Bioenergy can be produced from several species and in different ways. The basic idea is to transform hydrocarbons produced by plants and algae –mostly in the form of sugars and lipids– into compounds similar to gasoline, diesel, and ethanol. In the latter case, there are only a handful of plant species that have been considered or effectively used for bioenergy production in large scale. Among these there are the ones that produce high concentrations of sucrose (e.g., sugarcane and sugar beet), starch (e.g., maize), lignocellulose from woody materials (e.g., poplar and willow) or grasses (e.g., corn stove, switchgrass, miscanthus, and sugarcane) (De Souza et al., 2013a). Other residues, such as apple pomace, citrus, and sugar beet, which are rich in pectins have been suggested as possible sources of carbon for bioethanol production (Edwards and Doran-Peterson, 2012).

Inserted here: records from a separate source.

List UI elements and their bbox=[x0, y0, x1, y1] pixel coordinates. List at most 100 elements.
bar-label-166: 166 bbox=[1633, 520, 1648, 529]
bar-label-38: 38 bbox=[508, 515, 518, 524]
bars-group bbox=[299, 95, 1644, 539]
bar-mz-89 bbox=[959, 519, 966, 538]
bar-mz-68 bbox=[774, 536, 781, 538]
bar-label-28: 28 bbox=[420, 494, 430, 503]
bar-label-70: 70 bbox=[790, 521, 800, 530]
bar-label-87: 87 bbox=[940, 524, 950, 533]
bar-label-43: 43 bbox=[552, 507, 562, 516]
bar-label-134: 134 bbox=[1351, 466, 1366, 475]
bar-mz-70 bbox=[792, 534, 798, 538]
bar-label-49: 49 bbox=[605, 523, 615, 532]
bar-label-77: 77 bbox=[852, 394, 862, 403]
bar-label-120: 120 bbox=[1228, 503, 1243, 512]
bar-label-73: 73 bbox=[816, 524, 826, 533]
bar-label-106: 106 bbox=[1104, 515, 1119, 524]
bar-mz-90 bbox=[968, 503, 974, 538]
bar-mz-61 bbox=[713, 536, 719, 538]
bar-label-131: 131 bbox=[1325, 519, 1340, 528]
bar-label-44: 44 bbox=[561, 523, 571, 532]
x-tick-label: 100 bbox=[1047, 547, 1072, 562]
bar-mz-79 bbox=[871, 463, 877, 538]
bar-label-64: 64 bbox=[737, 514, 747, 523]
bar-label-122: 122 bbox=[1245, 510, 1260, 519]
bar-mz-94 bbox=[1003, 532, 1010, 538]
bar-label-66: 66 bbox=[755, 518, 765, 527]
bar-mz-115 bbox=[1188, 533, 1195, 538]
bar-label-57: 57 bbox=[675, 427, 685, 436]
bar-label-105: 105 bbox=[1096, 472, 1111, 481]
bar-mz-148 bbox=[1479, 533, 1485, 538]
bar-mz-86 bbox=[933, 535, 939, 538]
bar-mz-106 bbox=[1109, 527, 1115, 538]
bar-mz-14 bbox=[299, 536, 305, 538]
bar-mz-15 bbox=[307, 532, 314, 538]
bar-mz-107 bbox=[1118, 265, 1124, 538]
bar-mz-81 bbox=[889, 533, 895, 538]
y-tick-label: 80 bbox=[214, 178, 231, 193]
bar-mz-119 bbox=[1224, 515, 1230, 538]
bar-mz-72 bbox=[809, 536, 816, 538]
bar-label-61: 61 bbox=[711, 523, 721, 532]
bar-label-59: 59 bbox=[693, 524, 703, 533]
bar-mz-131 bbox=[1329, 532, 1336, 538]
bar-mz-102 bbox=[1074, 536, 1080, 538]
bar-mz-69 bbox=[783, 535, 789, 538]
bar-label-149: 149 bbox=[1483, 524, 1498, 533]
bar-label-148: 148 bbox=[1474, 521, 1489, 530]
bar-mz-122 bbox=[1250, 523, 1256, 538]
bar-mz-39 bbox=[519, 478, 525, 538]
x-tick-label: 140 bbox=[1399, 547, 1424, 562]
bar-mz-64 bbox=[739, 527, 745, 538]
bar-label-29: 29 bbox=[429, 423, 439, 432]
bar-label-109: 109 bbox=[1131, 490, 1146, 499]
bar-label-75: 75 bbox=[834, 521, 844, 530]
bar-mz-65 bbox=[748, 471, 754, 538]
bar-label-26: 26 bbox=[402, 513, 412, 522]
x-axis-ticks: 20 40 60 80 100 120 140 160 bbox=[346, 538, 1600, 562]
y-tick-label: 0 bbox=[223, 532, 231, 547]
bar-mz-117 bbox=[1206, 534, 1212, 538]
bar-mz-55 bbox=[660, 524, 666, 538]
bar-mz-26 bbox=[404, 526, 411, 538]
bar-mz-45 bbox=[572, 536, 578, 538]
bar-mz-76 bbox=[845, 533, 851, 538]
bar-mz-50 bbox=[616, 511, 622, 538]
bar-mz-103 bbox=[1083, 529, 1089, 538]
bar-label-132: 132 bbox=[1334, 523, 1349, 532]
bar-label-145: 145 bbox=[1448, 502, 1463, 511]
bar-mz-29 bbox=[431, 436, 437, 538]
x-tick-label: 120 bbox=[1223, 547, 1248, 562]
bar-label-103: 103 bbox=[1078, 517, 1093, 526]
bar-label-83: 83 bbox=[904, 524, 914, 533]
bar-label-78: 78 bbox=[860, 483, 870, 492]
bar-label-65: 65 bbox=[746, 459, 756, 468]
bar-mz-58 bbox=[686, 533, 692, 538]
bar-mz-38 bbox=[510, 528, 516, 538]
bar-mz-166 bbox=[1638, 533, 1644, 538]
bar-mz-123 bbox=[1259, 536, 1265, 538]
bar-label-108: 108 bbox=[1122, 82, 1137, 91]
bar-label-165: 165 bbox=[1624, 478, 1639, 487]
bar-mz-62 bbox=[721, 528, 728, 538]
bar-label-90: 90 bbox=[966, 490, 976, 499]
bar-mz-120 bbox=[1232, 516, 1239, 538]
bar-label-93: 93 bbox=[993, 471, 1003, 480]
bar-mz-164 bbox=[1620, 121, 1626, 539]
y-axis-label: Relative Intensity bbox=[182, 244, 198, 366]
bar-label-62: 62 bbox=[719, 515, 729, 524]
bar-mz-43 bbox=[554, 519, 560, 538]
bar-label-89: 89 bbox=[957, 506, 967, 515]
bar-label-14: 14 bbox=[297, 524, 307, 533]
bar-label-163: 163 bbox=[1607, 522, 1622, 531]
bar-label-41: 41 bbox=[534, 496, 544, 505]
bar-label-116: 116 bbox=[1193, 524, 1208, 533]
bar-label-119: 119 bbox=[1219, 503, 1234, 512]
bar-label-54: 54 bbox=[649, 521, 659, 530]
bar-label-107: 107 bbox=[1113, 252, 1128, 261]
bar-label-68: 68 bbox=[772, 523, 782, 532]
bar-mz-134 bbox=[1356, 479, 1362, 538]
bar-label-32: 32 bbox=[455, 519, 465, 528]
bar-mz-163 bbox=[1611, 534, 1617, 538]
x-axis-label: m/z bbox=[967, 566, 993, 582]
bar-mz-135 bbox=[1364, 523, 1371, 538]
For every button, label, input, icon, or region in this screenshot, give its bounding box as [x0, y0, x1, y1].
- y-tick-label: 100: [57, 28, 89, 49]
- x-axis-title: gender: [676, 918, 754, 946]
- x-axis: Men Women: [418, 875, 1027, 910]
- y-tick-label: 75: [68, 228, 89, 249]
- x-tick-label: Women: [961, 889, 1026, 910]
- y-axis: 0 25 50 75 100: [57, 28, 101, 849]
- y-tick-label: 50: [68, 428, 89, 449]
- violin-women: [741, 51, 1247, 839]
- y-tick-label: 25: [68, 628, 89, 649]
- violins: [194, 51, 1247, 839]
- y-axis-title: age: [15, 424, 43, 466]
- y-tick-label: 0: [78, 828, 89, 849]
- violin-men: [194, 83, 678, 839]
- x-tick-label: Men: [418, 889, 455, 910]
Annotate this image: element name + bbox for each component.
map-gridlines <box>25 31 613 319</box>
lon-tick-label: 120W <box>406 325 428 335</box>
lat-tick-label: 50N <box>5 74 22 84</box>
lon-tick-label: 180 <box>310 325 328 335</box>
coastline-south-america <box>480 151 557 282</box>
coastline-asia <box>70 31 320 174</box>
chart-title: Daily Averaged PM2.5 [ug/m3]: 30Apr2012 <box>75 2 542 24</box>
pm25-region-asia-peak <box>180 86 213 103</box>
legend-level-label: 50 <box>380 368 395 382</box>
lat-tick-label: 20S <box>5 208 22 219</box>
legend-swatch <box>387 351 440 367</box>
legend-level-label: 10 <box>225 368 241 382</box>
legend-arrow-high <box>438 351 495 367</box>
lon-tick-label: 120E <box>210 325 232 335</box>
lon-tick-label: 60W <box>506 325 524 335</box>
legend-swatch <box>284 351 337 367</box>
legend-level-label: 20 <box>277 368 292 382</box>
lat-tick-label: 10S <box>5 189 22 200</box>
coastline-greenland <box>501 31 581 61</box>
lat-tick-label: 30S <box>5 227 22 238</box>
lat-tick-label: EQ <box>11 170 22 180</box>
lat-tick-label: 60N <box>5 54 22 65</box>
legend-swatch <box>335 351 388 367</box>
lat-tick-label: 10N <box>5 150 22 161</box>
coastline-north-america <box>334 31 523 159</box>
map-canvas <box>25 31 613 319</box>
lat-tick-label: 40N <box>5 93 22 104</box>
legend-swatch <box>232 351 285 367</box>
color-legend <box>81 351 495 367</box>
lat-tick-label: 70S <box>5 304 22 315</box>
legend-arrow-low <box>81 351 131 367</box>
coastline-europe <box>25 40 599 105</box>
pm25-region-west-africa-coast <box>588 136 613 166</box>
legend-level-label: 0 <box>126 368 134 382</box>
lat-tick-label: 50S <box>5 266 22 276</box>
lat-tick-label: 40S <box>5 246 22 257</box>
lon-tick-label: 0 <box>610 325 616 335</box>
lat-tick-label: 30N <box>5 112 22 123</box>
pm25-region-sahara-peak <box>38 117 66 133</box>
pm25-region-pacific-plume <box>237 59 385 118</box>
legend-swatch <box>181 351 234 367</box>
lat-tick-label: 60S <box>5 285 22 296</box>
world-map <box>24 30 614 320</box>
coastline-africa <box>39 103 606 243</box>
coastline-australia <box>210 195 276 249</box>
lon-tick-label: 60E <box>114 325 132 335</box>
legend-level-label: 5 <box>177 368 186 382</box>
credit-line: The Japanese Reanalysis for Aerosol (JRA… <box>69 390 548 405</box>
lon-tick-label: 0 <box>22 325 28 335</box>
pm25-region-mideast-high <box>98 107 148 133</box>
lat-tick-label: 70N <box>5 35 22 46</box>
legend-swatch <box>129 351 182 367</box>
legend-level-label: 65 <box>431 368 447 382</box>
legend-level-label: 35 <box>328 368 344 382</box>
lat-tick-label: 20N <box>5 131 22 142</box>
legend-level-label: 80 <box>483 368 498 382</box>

Maize (Zea mays) and sugarcane (Saccharum sp.) are the main feedstocks used in large scale for bioethanol generation, with the USA and Brazil being the world’s largest producers (RFA, 2015). The bioethanol from sugarcane can be produced at lower costs in comparison to maize (Méjean and Hope, 2010) probably due to the energy balance in the production process which has been optimized since the early 20th century (De Souza et al., 2013a; Loqué et al., 2015).
The first generation bioethanol (1G) consists in fermenting sucrose from the juice. Sucrose is extracted from large vacuoles present in cells of the stem (Figures 1A,C). Sucrose is then used in fermentation tanks to produce ethanol using Saccharomyces cerevisiae (Amorim et al., 2011). Although this process became extremely efficient along decades of engineering development, some of the sucrose is still lost during the process due to difficulty to open all sucrose-storage cells of the culm. These cells cannot all be broken probably due to the strength of the cell walls as well as their junctions (the middle lamellae), so that groups of cells can resist to the mechanical forces involved in the milling and hot water extraction during the 1G industrial process (Figures 1B,D).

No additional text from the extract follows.